How Explicit Instruction Demystifies Complex Learning Behaviors

Higher-order thinking (HOT) is finally getting its due. Thought leaders and practitioners are emerging from the fog of worksheets and workbooks that has obscured the clear-eyed and brain-based teaching needed for long-term learning and actionable understanding. As researchers have been telling us for decades, higher-order thinking, using original ideas to process information, is needed to activate the growth of neurons and the structures that connect them.

Appreciating and acknowledging how essential HOT is to developing high-functioning 21st century students is a good beginning, however, we’ve also learned that thinking strategies must be taught explicitly. Learning how to think is not an automatic by-product of studying certain subjects, assimilating the products of someone else’s thinking, or simply being asked to think about a subject or topic. Following, are some pointers that may be valuable additions to your schema for explicit strategy instruction:

There are degrees of explicitness just as there are degrees of strength. Many teachers believe that telling their students the name of the strategy they are asking them to use, is explicit teaching. Some believe that demonstrating the use of the strategy is explicit teaching. Neither of these teaching behaviors is sufficient to provide students with the working knowledge required to select and use a strategy when stumped by a challenge.

For students to know what to do when they don’t know, the teacher begins by using direct instruction to build students’ awareness of an essential strategy. Working with conscious intent, which she shares with her students, the teacher follows these steps:

  1. Name the strategy being taught and
  2. Explain the usefulness of the strategy and relate the strategy to the  students’ prior experiences.
  3. Clarify underlying concepts (e.g. organizing) by using manipulative materials, graphics, or stories.
  4. Model the use of the strategy while thinking aloud. (You will first have to unpack the strategy, which you use automatically.)
  5. Engage the students in retelling what they observed. Make a written record of the steps you used.
  6. Begin whole group guided practice using the strategy in the context of content material and continue practice gradually releasing responsibility.

As referred to above, if instruction ends with this teacher-directed lesson, we cannot assume students will initiate the strategy independently. Proficient readers, writers, and problem solvers do not use strategies one at a time, nor do they use them simply when under strong instructional control.

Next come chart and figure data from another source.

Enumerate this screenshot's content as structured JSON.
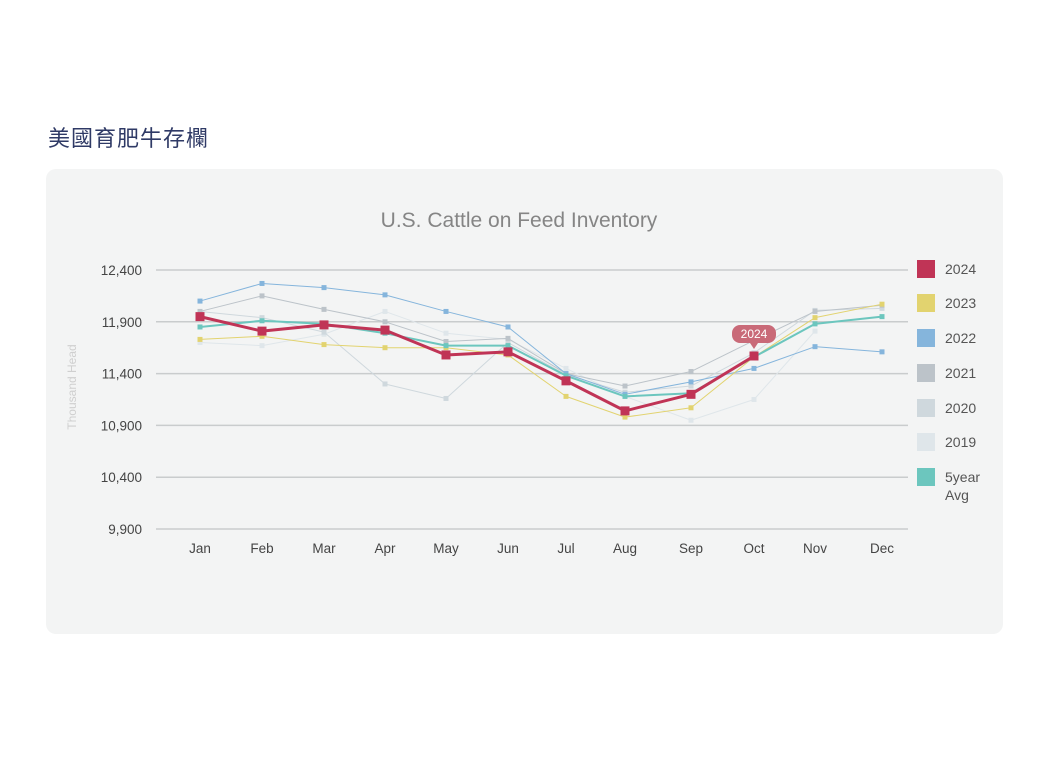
{
  "page": {
    "heading": "美國育肥牛存欄"
  },
  "chart_data": {
    "type": "line",
    "title": "U.S. Cattle on Feed Inventory",
    "ylabel": "Thousand Head",
    "xlabel": "",
    "categories": [
      "Jan",
      "Feb",
      "Mar",
      "Apr",
      "May",
      "Jun",
      "Jul",
      "Aug",
      "Sep",
      "Oct",
      "Nov",
      "Dec"
    ],
    "ylim": [
      9900,
      12400
    ],
    "yticks": [
      "12,400",
      "11,900",
      "11,400",
      "10,900",
      "10,400",
      "9,900"
    ],
    "ytick_values": [
      12400,
      11900,
      11400,
      10900,
      10400,
      9900
    ],
    "grid": true,
    "legend_position": "right",
    "highlight": {
      "series": "2024",
      "category": "Oct",
      "label": "2024"
    },
    "series": [
      {
        "name": "2019",
        "color": "#dfe6ea",
        "width": 1,
        "values": [
          11700,
          11670,
          11780,
          12000,
          11790,
          11730,
          11450,
          11180,
          10950,
          11150,
          11810,
          null
        ]
      },
      {
        "name": "2020",
        "color": "#cfd8dd",
        "width": 1,
        "values": [
          12000,
          11940,
          11800,
          11300,
          11160,
          11700,
          11390,
          11220,
          11280,
          11600,
          12010,
          12030
        ]
      },
      {
        "name": "2021",
        "color": "#bcc3c9",
        "width": 1,
        "values": [
          12000,
          12150,
          12020,
          11900,
          11710,
          11740,
          11400,
          11280,
          11420,
          11720,
          12000,
          12060
        ]
      },
      {
        "name": "2022",
        "color": "#85b5dc",
        "width": 1,
        "values": [
          12100,
          12270,
          12230,
          12160,
          12000,
          11850,
          11400,
          11200,
          11320,
          11450,
          11660,
          11610
        ]
      },
      {
        "name": "2023",
        "color": "#e2d36f",
        "width": 1,
        "values": [
          11730,
          11760,
          11680,
          11650,
          11650,
          11580,
          11180,
          10980,
          11070,
          11560,
          11940,
          12070
        ]
      },
      {
        "name": "5year Avg",
        "color": "#6cc6be",
        "width": 2,
        "values": [
          11850,
          11910,
          11880,
          11790,
          11670,
          11670,
          11380,
          11180,
          11210,
          11560,
          11880,
          11950
        ]
      },
      {
        "name": "2024",
        "color": "#c03456",
        "width": 3,
        "values": [
          11950,
          11810,
          11870,
          11820,
          11580,
          11610,
          11330,
          11040,
          11200,
          11570,
          null,
          null
        ]
      }
    ],
    "legend": [
      {
        "name": "2024",
        "color": "#c03456"
      },
      {
        "name": "2023",
        "color": "#e2d36f"
      },
      {
        "name": "2022",
        "color": "#85b5dc"
      },
      {
        "name": "2021",
        "color": "#bcc3c9"
      },
      {
        "name": "2020",
        "color": "#cfd8dd"
      },
      {
        "name": "2019",
        "color": "#dfe6ea"
      },
      {
        "name": "5year Avg",
        "color": "#6cc6be"
      }
    ]
  }
}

Instruction has to be applied to problem-solving. In this interactive phase of mediation, the teacher coaches the students as they put the strategy to work. When challenges arise while in the process of reading, writing, and problem solving, the teacher engages the students in dialogue to select, clarify and facilitate the use of a new behavior in conjunction with other essential strategies. The curriculum takes on a dual agenda of teaching process and product. In effect the teacher invites the explicit teaching of strategies to the table along with the content of learning.